Allow a 12-month grace period for unused benefits or contributions in health and dependent care FSAs for plan years ending in 2020 or 2021.

Allow post-termination reimbursements from health FSAs from unused benefits or contributions for calendar year 2020 or 2021 through the end of the plan year in which an employee ceases participation in the plan.

Extend the maximum age of eligible dependents from 12 to 13 for dependent care FSAs for the 2020 plan year and unused amounts from the 2020 plan year carried over into the https://besthookupwebsites.org/kinkyads-review/ 2021 plan year, or, for plans for which the end of the last regular enrollment period that occurred on or before plan year and unused amounts from the 2019 plan year carried over into the 2020 plan year.

Allow a change in the election amounts up to the maximum allowable amount for the year for health and dependent care FSAs for plan years ending in 2021.

Instead of a grace period, you end your cafeteria plan to allow an employee’s unused contributions to carry over to the immediately following plan year

A leased employee who has provided services to you on a substantially full-time basis for at least a year if the services are performed under your primary direction or control.

Don’t treat a 2% shareholder of an S corporation as an employee of the corporation for this purpose.
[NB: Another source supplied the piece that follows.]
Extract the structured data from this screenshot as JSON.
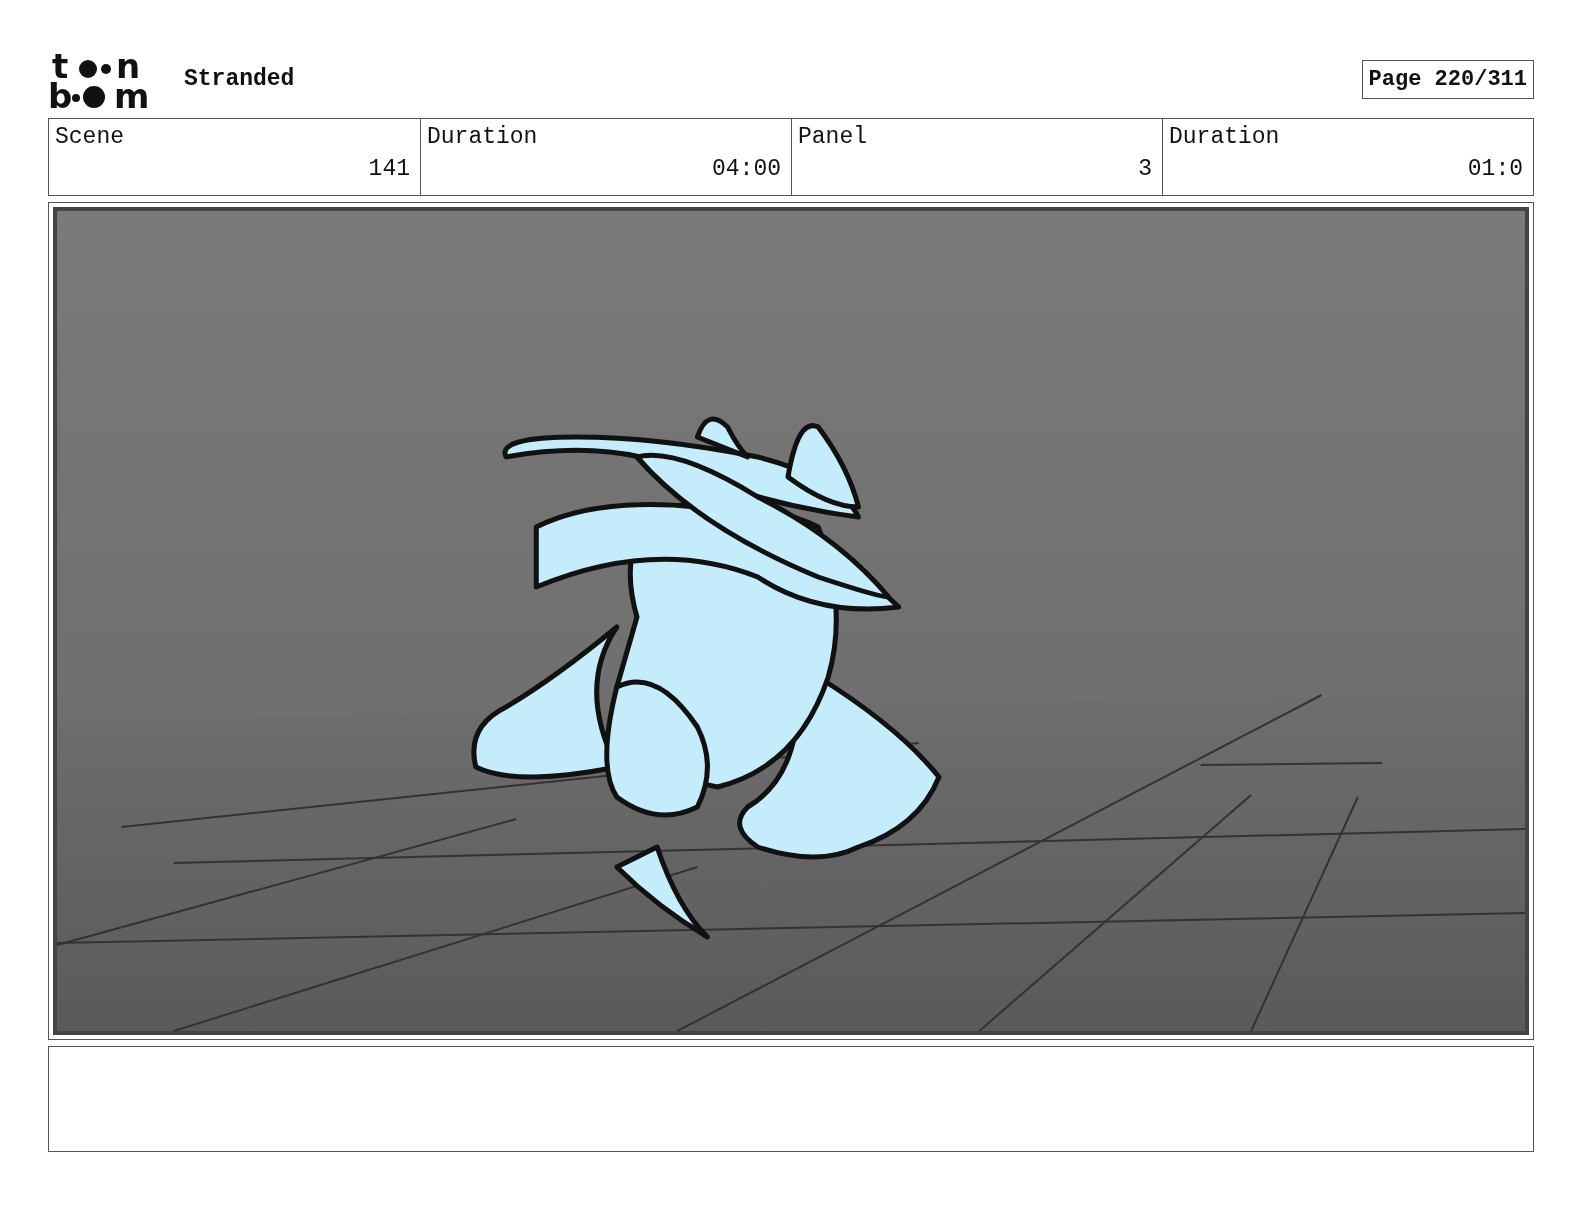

A 2% shareholder for this purpose is someone who directly or indirectly owns (at any time during the year) more than 2% of the corporation’s stock or stock with more than 2% of the voting power. Treat a 2% shareholder as you would a partner in a partnership for fringe benefit purposes, but don’t treat the benefit as a reduction in distributions to the 2% shareholder. For more information, see Revenue Ruling 91-26, 1991-1 C.B. 184.

If your plan favors highly compensated employees as to eligibility to participate, contributions, or benefits, you must include in their wages the value of taxable benefits they could have selected. A plan you maintain under a collective bargaining agreement doesn’t favor highly compensated employees.

A shareholder who owns more than 5% of the voting power or value of all classes of the employer’s stock.

If your plan favors key employees, you must include in their wages the value of taxable benefits they could have selected. A plan favors key employees if more than 25% of the total of the nontaxable benefits you provide for all employees under the plan go to key employees. However, a plan you maintain under a collective bargaining agreement doesn’t favor key employees.

Simple Cafeteria Plans for Small Businesses

Eligible employers meeting contribution requirements and eligibility and participation requirements can establish a simple cafeteria plan. Simple cafeteria plans are treated as meeting the nondiscrimination requirements of a cafeteria plan and certain benefits under a cafeteria plan.